Questo libro è scritto benissimo da un punto di vista dello stile ma è una lettura davvero pesante per i contenuti del tutto estranei e quasi incomprensibili per la nostra mentalità occidentale. Le tre stelle al contenuto non sono un giudizio sulla profondità e ampiezza del contenuto, perchè anzi il libro è quasi un trattato filosofico ma per la qualità e per le idee dello scrittore.
Lo scrittore e quindi anche il giovane protagonista della storia, Isao, reincarnazione del protagonista del precedente romanzo della tetralogia Kijo, criticano aspramente il materialismo che sta allungando i suoi tentacoli anche sul Giappone, materialismo di cui sia il capitalismo occidentale sia il marxismo sono espressione. A queste culture aberranti è contrapposto il culto per l'Imperatore, figura quasi divina.
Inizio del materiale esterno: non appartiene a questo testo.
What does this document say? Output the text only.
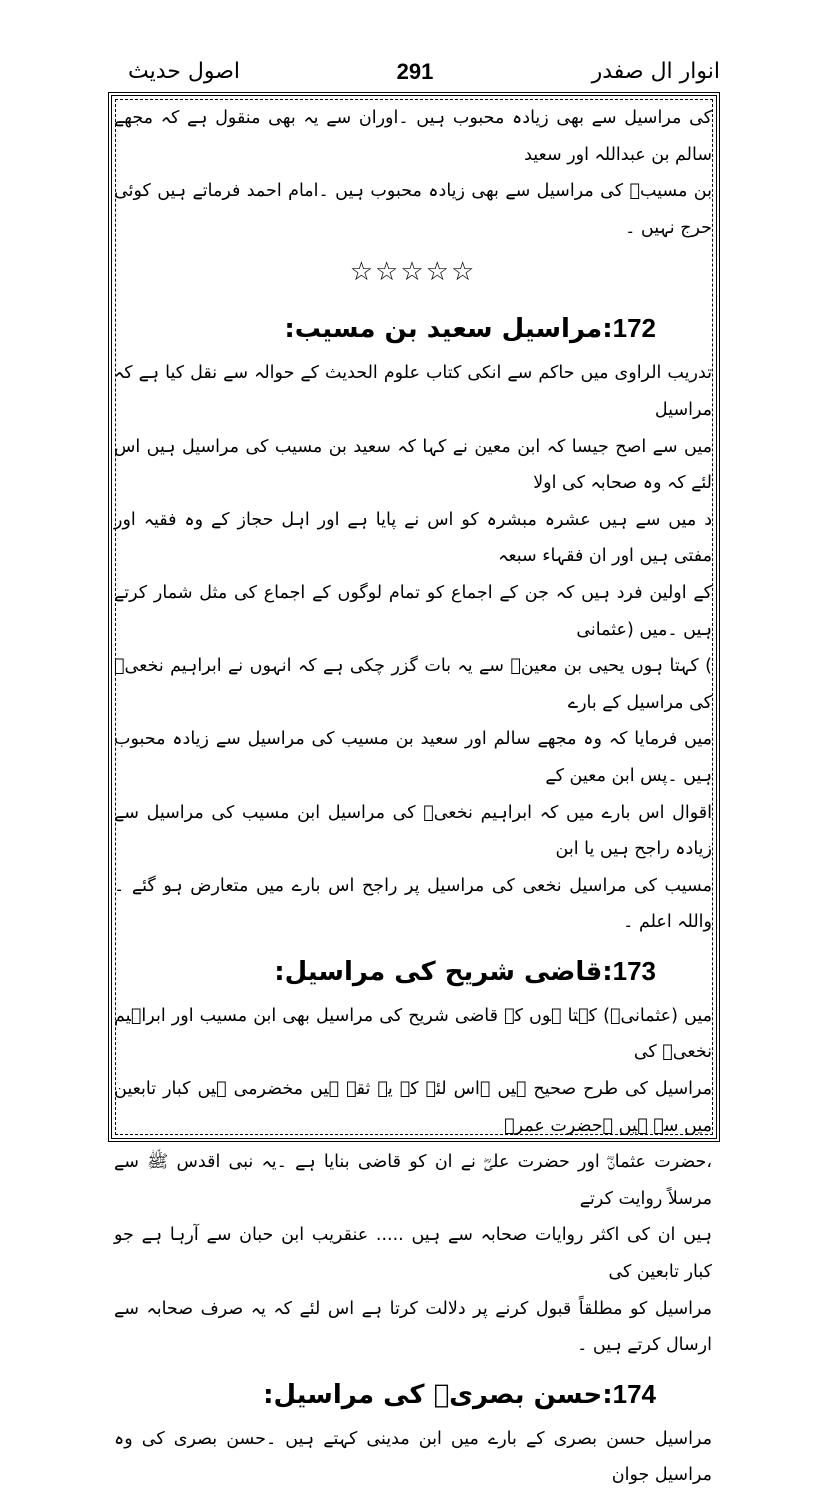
انوار ال صفدر
291
اصول حدیث

کی مراسیل سے بھی زیادہ محبوب ہیں ۔اوران سے یہ بھی منقول ہے کہ مجھے سالم بن عبداللہ اور سعید

بن مسیبؒ کی مراسیل سے بھی زیادہ محبوب ہیں ۔امام احمد فرماتے ہیں کوئی حرج نہیں ۔

☆☆☆☆☆
172:مراسیل سعید بن مسیب:

تدریب الراوی میں حاکم سے انکی کتاب علوم الحدیث کے حوالہ سے نقل کیا ہے کہ مراسیل

میں سے اصح جیسا کہ ابن معین نے کہا کہ سعید بن مسیب کی مراسیل ہیں اس لئے کہ وہ صحابہ کی اولا

د میں سے ہیں عشرہ مبشرہ کو اس نے پایا ہے اور اہل حجاز کے وہ فقیہ اور مفتی ہیں اور ان فقہاء سبعہ

کے اولین فرد ہیں کہ جن کے اجماع کو تمام لوگوں کے اجماع کی مثل شمار کرتے ہیں ۔میں (عثمانی

) کہتا ہوں یحیی بن معینؒ سے یہ بات گزر چکی ہے کہ انہوں نے ابراہیم نخعیؒ کی مراسیل کے بارے

میں فرمایا کہ وہ مجھے سالم اور سعید بن مسیب کی مراسیل سے زیادہ محبوب ہیں ۔پس ابن معین کے

اقوال اس بارے میں کہ ابراہیم نخعیؒ کی مراسیل ابن مسیب کی مراسیل سے زیادہ راجح ہیں یا ابن

مسیب کی مراسیل نخعی کی مراسیل پر راجح اس بارے میں متعارض ہو گئے ۔واللہ اعلم ۔

173:قاضی شریح کی مراسیل:

میں (عثمانیؒ) کہتا ہوں کہ قاضی شریح کی مراسیل بھی ابن مسیب اور ابراہیم نخعیؒ کی

مراسیل کی طرح صحیح ہیں ۔اس لئے کہ یہ ثقہ ہیں مخضرمی ہیں کبار تابعین میں سے ہیں ۔حضرت عمرؓ

،حضرت عثمانؓ اور حضرت علیؓ نے ان کو قاضی بنایا ہے ۔یہ نبی اقدس ﷺ سے مرسلاً روایت کرتے

ہیں ان کی اکثر روایات صحابہ سے ہیں ..... عنقریب ابن حبان سے آرہا ہے جو کبار تابعین کی

مراسیل کو مطلقاً قبول کرنے پر دلالت کرتا ہے اس لئے کہ یہ صرف صحابہ سے ارسال کرتے ہیں ۔

174:حسن بصریؒ کی مراسیل:

مراسیل حسن بصری کے بارے میں ابن مدینی کہتے ہیں ۔حسن بصری کی وہ مراسیل جوان
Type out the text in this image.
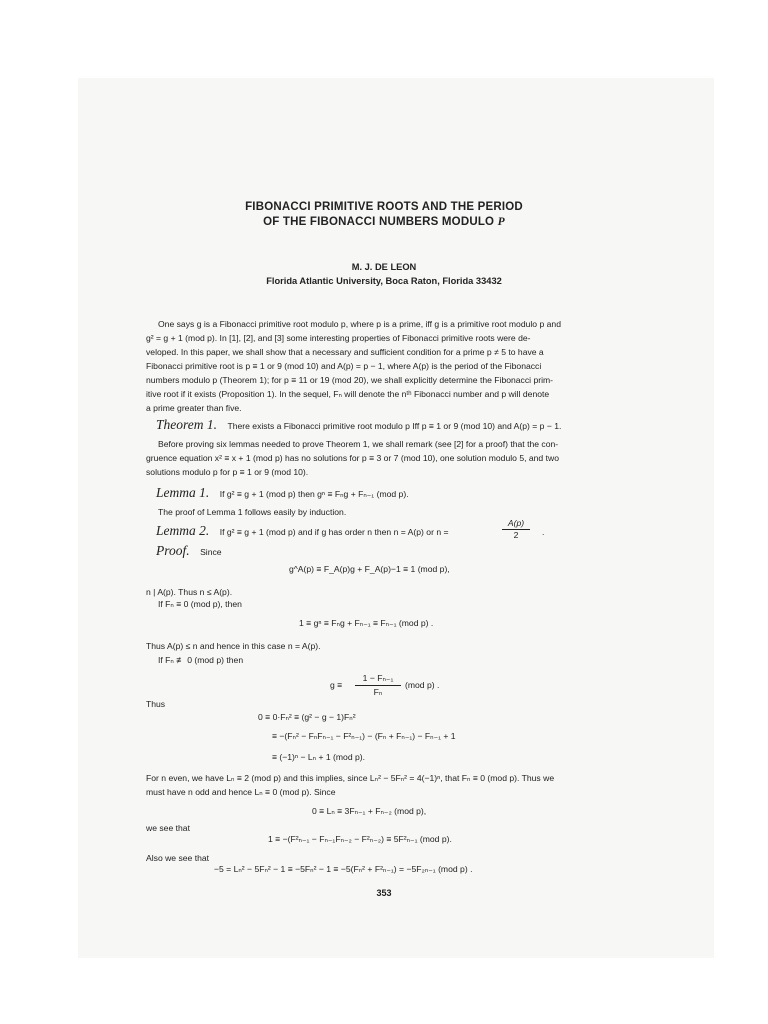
FIBONACCI PRIMITIVE ROOTS AND THE PERIOD
OF THE FIBONACCI NUMBERS MODULO P
M. J. DE LEON
Florida Atlantic University, Boca Raton, Florida 33432
One says g is a Fibonacci primitive root modulo p, where p is a prime, iff g is a primitive root modulo p and
g² = g + 1 (mod p). In [1], [2], and [3] some interesting properties of Fibonacci primitive roots were de-
veloped. In this paper, we shall show that a necessary and sufficient condition for a prime p ≠ 5 to have a
Fibonacci primitive root is p ≡ 1 or 9 (mod 10) and A(p) = p − 1, where A(p) is the period of the Fibonacci
numbers modulo p (Theorem 1); for p ≡ 11 or 19 (mod 20), we shall explicitly determine the Fibonacci prim-
itive root if it exists (Proposition 1). In the sequel, Fₙ will denote the nᵗʰ Fibonacci number and p will denote
a prime greater than five.
Theorem 1. There exists a Fibonacci primitive root modulo p Iff p ≡ 1 or 9 (mod 10) and A(p) = p − 1.
Before proving six lemmas needed to prove Theorem 1, we shall remark (see [2] for a proof) that the con-
gruence equation x² ≡ x + 1 (mod p) has no solutions for p ≡ 3 or 7 (mod 10), one solution modulo 5, and two
solutions modulo p for p ≡ 1 or 9 (mod 10).
Lemma 1. If g² ≡ g + 1 (mod p) then gⁿ ≡ Fₙg + Fₙ₋₁ (mod p).
The proof of Lemma 1 follows easily by induction.
Lemma 2. If g² ≡ g + 1 (mod p) and if g has order n then n = A(p) or n =	$\frac{A(p)}{2}$ .
Proof. Since
g^A(p) ≡ F_A(p)g + F_A(p)−1 ≡ 1 (mod p),
n | A(p). Thus n ≤ A(p).
If Fₙ ≡ 0 (mod p), then
1 ≡ gⁿ ≡ Fₙg + Fₙ₋₁ ≡ Fₙ₋₁ (mod p) .
Thus A(p) ≤ n and hence in this case n = A(p).
If Fₙ ≢ 0 (mod p) then
$g \equiv \frac{\text{1 − Fₙ₋₁}}{\text{Fₙ}} (mod$ p) .
Thus
0 ≡ 0·Fₙ² ≡ (g² − g − 1)Fₙ²
≡ −(Fₙ² − FₙFₙ₋₁ − F²ₙ₋₁) − (Fₙ + Fₙ₋₁) − Fₙ₋₁ + 1
≡ (−1)ⁿ − Lₙ + 1 (mod p).
For n even, we have Lₙ ≡ 2 (mod p) and this implies, since Lₙ² − 5Fₙ² = 4(−1)ⁿ, that Fₙ ≡ 0 (mod p). Thus we
must have n odd and hence Lₙ ≡ 0 (mod p). Since
0 ≡ Lₙ ≡ 3Fₙ₋₁ + Fₙ₋₂ (mod p),
we see that
1 ≡ −(F²ₙ₋₁ − Fₙ₋₁Fₙ₋₂ − F²ₙ₋₂) ≡ 5F²ₙ₋₁ (mod p).
Also we see that
−5 = Lₙ² − 5Fₙ² − 1 ≡ −5Fₙ² − 1 ≡ −5(Fₙ² + F²ₙ₋₁) = −5F₂ₙ₋₁ (mod p) .
353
La purificazione del Giappone passa però per una serie di omicidi di personaggi chiave del capitalismo che ricordano in un certo senso gli obiettivi delle BR. Non c'è astio nei loro confronti, niente di personale perchè non sono persone ma obiettivi astratti. Dopo l'omicidio che deve avere il compito di risvegliare le coscienze nei piani di Isao e seguaci c'è il suicidio rituale. Il sangue di giovani puri serve a vivificare la patria. C'è anche un libro nel libro, terribile sinceramente, in cui si parla di un atto simile verificatosi nel passato. "Come il candido cigno che si invola non lasciate traccia alcuna sulla terra."
Le prime 300 pagine del romanzo parlano di questo e sono di una pesantezza estrema.
"A partire da oggi, verrò tutti i giorni, ormai e vi farò vedere come si uccide un uomo. Sarebbe opportuno fabbricare un manichino di paglia e soprattutto allenarsi......"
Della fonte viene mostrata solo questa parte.